The software maker beat analysts consensus estimates for second-quarter non-GAAP earnings per share by two cents, hit the high end of its revenue targets, and raised its outlook for the current quarter.

But the revelation that it has added its name to the list of companies looking at stock option accounting practices, which could lead to earnings restatements, took the gloss off the otherwise rosy picture.

Our audit committee has initiated an investigation into our historical stock option granting practices, and the results of this investigation could adversely affect the financial information previously reported, CFO Mark Dentinger said in a conference call.

But, when asked, he said that the company is not currently being investigated by the Securities and Exchange Commission or attorney general.

BEA shares declined over 2% after hours. Fortunately for BEA shareholders, the stock had risen over 4% during regular trading, on the back of a favorable analyst report.

For the quarter ended July 31, the company saw its net income more or less flat at $36.3m, on revenue that was up 19% at $339.6m. Income was depressed by compliance with stock option expensing rules. Non-GAAP earnings was up 49%, and at the per-share level it was $0.14, two cents better than the consensus.

Revenue from software licenses was up 15% at $136m. Services revenue was up 22% at $203.6m.

Chief executive Alfred Chuang pointed to growth in China, India, Korea and the US federal business as the highlights of the quarter and key drivers of the software business.

He also played up the AquaLogic line of service-oriented architecture plumbing products, saying they were sold in 11 of the company’s 17 million-dollar-plus deals during the quarter. AquaLogic was over 20% of total license revenue, he said.

The older and slower-growing application server business also executed well, he said, going against some of the more pessimistic industry forecasts.

The executives said they expect third-quarter revenue of between $341m and $355m, which compares well to the Reuters analysts’ consensus estimate of $341.6m.

The key thing is we’re getting some thrust in both the license side of the business, which is on par with what we expected, but we’re also seeing a super-strong support business, and it’s the support business that is driving a good portion of the thrust in the total revenue line, Dentinger said.

While BEA investigating its options granting practices is rightfully making investors nervous, the company played down the reasons for the probe.

It’s the fashion of the Valley, to be honest, Chuang said. The audit committee felt, and the management team felt, that it was diligent on our part that we should go get an independent group to look at all this historical stuff.

The number of companies that are have said they are looking internally at options accounting, or have engaged independent auditors, or are being investigated by the feds, is approaching the 100 mark.
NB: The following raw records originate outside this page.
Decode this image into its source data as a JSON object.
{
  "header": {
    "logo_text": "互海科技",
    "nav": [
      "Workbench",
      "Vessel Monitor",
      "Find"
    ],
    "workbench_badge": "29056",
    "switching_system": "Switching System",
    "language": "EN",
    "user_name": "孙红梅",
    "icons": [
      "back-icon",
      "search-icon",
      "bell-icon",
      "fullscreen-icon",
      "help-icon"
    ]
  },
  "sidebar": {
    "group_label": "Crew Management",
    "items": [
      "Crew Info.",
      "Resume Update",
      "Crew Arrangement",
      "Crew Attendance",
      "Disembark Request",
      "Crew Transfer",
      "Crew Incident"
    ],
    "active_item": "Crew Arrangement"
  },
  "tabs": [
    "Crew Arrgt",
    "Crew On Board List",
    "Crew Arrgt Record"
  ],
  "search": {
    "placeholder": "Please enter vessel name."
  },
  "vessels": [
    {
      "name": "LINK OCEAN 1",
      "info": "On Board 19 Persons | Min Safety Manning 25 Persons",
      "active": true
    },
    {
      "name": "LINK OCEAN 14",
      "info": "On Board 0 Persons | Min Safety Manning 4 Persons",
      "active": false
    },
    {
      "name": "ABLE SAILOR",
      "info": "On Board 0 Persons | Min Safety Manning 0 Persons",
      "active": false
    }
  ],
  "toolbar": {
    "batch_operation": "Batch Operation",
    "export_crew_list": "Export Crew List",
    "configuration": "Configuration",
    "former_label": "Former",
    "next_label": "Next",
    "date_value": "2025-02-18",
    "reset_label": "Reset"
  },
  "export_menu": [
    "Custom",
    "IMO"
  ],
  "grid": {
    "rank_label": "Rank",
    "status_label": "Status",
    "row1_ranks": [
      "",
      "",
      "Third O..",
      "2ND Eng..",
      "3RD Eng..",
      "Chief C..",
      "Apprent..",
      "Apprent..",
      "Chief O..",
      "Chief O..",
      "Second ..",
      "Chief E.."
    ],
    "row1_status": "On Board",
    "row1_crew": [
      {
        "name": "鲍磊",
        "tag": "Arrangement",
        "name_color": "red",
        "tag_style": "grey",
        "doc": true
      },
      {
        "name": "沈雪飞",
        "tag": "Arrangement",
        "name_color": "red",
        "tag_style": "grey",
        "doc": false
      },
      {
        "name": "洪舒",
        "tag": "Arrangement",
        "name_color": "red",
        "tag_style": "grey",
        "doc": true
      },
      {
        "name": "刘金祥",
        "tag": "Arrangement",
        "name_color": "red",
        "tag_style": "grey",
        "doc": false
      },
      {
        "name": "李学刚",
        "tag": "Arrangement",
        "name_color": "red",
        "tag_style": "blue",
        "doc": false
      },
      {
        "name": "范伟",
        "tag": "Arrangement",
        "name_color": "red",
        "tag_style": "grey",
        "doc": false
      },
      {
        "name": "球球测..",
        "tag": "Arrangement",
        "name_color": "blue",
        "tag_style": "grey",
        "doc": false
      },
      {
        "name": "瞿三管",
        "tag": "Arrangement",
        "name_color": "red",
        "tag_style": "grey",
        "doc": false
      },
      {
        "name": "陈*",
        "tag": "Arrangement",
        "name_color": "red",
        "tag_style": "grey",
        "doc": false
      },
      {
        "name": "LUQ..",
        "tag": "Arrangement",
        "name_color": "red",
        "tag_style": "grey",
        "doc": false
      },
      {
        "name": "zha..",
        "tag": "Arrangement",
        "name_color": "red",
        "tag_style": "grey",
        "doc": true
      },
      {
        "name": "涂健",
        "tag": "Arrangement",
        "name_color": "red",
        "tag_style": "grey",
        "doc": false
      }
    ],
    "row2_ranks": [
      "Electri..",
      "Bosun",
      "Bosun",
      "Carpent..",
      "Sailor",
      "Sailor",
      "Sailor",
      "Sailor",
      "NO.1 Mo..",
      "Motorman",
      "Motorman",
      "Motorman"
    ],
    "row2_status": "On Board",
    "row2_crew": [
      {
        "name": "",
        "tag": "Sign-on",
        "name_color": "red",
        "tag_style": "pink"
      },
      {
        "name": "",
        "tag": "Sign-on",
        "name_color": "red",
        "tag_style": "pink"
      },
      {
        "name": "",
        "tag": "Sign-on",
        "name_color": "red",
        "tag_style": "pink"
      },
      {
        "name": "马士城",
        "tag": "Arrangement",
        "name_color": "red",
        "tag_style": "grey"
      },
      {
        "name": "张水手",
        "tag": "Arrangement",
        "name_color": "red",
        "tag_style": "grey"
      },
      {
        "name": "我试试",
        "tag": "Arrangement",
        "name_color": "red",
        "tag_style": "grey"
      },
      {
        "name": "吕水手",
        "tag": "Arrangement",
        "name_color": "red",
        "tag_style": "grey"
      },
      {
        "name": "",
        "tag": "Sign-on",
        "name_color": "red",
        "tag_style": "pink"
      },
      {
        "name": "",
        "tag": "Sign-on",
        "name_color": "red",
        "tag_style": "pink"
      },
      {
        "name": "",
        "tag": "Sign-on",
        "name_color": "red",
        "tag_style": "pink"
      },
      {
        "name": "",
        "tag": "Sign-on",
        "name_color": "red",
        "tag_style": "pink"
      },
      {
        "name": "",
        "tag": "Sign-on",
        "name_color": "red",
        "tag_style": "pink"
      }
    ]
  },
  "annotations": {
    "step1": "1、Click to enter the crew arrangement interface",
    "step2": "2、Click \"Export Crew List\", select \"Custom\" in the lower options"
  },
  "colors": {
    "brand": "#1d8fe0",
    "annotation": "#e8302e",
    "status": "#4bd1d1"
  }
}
While there have been fraud charges charges leveled at former Silicon Valley bosses — notably the former Brocade CEO Gregory Reyes and the fugitive former Comverse CEO Jacob Alexander — some firms have launched internal probes without the existence of legal pressure.

One current tech CEO, Daniel Warmenhoven of Network Appliance Inc, which has concluded that its own options practices were all legitimate, condemned the broader SEC investigation, calling it a witch hunt, in an interview.

I thought the SEC’s role was to build investor confidence. What they’re doing right now is destroying it, and I don’t see the purpose, he told BusinessWeek. They’re penalizing today’s shareholders for events that occurred five years ago. But who is this protecting, exactly?

He noted that simply back-dating stock options was not illegal at the times many incidents were alleged to have occurred, and said that even if options had been expensed correctly, they would have not shown up on the non-GAAP results that most investors rely on to judge financial health.